The widespread domestic and commercial use of the Internet, the wide availability of high bandwidth and fast Internet connections and standard protocols of all kinds, the huge technological advancement of and investment in viewing capabilities, and a mass market that are switched on to and hungry for the benefits of 3D provide the perfect conditions for its integration with video streaming. 3D itself provides a range of benefits which massively enhance any form of communication, presentation, and education.  3D allows concepts or accurate representation of real things e.g. products, components, buildings, vehicles etc to be clearly visualised and experienced in a highly realistic context. The subjects of the 3D animation and visualisation can be demonstrated and experienced like never before because the viewer can navigate them, move around them, view them and operate / work them, and interact with them in a way that allows unparalleled levels of comprehension and true understanding.
 
Application
 
For most business organisations, integration of 3D into streaming video made available via a website presents a major opportunity in marketing communications.

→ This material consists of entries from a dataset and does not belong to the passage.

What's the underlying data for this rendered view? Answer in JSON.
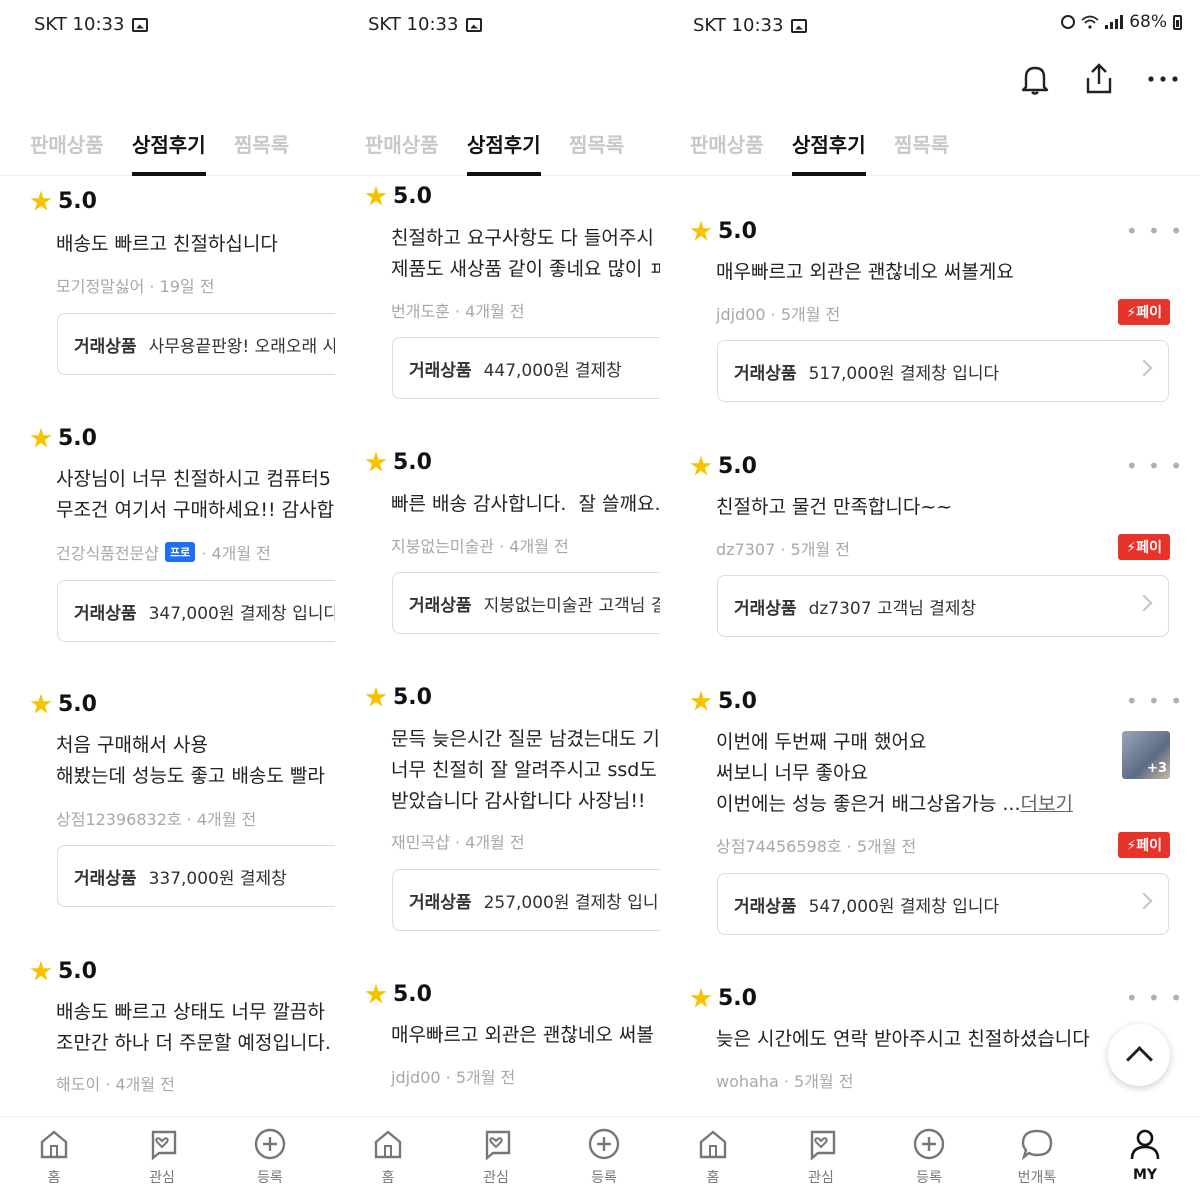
{
  "status": {
    "carrier_time": "SKT 10:33",
    "battery": "68%"
  },
  "tabs": [
    "판매상품",
    "상점후기",
    "찜목록"
  ],
  "trade_label": "거래상품",
  "panels": [
    {
      "reviews": [
        {
          "rating": "5.0",
          "lines": "배송도 빠르고 친절하십니다",
          "meta": "모기정말싫어 · 19일 전",
          "trade": "사무용끝판왕! 오래오래 사"
        },
        {
          "rating": "5.0",
          "lines": "사장님이 너무 친절하시고 컴퓨터5\n무조건 여기서 구매하세요!! 감사합",
          "meta": "건강식품전문샵",
          "pro": "프로",
          "meta_after": "· 4개월 전",
          "trade": "347,000원 결제창 입니다"
        },
        {
          "rating": "5.0",
          "lines": "처음 구매해서 사용\n해봤는데 성능도 좋고 배송도 빨라",
          "meta": "상점12396832호 · 4개월 전",
          "trade": "337,000원 결제창"
        },
        {
          "rating": "5.0",
          "lines": "배송도 빠르고 상태도 너무 깔끔하\n조만간 하나 더 주문할 예정입니다.",
          "meta": "해도이 · 4개월 전"
        }
      ],
      "nav": [
        "홈",
        "관심",
        "등록"
      ]
    },
    {
      "reviews": [
        {
          "rating": "5.0",
          "lines": "친절하고 요구사항도 다 들어주시\n제품도 새상품 같이 좋네요 많이 ㅍ",
          "meta": "번개도훈 · 4개월 전",
          "trade": "447,000원 결제창"
        },
        {
          "rating": "5.0",
          "lines": "빠른 배송 감사합니다.  잘 쓸깨요.",
          "meta": "지붕없는미술관 · 4개월 전",
          "trade": "지붕없는미술관 고객님 결"
        },
        {
          "rating": "5.0",
          "lines": "문득 늦은시간 질문 남겼는대도 기\n너무 친절히 잘 알려주시고 ssd도\n받았습니다 감사합니다 사장님!!",
          "meta": "재민곡샵 · 4개월 전",
          "trade": "257,000원 결제창 입니다"
        },
        {
          "rating": "5.0",
          "lines": "매우빠르고 외관은 괜찮네오 써볼",
          "meta": "jdjd00 · 5개월 전"
        }
      ],
      "nav": [
        "홈",
        "관심",
        "등록"
      ]
    },
    {
      "reviews": [
        {
          "rating": "5.0",
          "lines": "매우빠르고 외관은 괜찮네오 써볼게요",
          "meta": "jdjd00 · 5개월 전",
          "pay": "페이",
          "trade": "517,000원 결제창 입니다"
        },
        {
          "rating": "5.0",
          "lines": "친절하고 물건 만족합니다~~",
          "meta": "dz7307 · 5개월 전",
          "pay": "페이",
          "trade": "dz7307 고객님 결제창"
        },
        {
          "rating": "5.0",
          "lines": "이번에 두번째 구매 했어요\n써보니 너무 좋아요\n이번에는 성능 좋은거 배그상옵가능 ...",
          "more": "더보기",
          "thumb_count": "+3",
          "meta": "상점74456598호 · 5개월 전",
          "pay": "페이",
          "trade": "547,000원 결제창 입니다"
        },
        {
          "rating": "5.0",
          "lines": "늦은 시간에도 연락 받아주시고 친절하셨습니다",
          "meta": "wohaha · 5개월 전"
        }
      ],
      "nav": [
        "홈",
        "관심",
        "등록",
        "번개톡",
        "MY"
      ]
    }
  ],
  "icons": {
    "bell": "bell-icon",
    "share": "share-icon",
    "more": "more-icon",
    "star": "star-icon",
    "home": "home-icon",
    "heart": "heart-chat-icon",
    "plus": "plus-circle-icon",
    "chat": "chat-icon",
    "user": "user-icon",
    "up": "arrow-up-icon"
  },
  "colors": {
    "star": "#f7c300",
    "pay_badge": "#e8332a",
    "pro_badge": "#1e6ff1",
    "tab_inactive": "#c8c8c8"
  }
}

Videos incorporating 3D motion graphics and product visualisation can allow website users to experience realistic fly throughs, presentations and the exploration of art and architecture, as well as facilities management tours.  The maximum leverage and added value can be gained from 3D advertising showreels, physics engines, and corporate presentations by making them available online via streaming video. The same technique can even allow website visitors, customers or potential customers to experience real time tours.  This can be an incredibly effective technique, particularly where creating the environment or physically moving the person to the environment being shown is simply too expensive or not financially or physically possible at that moment in time.
 
Adding a dramatic extra dimension to what is already a compelling way of presenting information and ideas over the web is therefore a very powerful sales, communication and educational tool which could provide a strong competitive edge to all organisations that use it.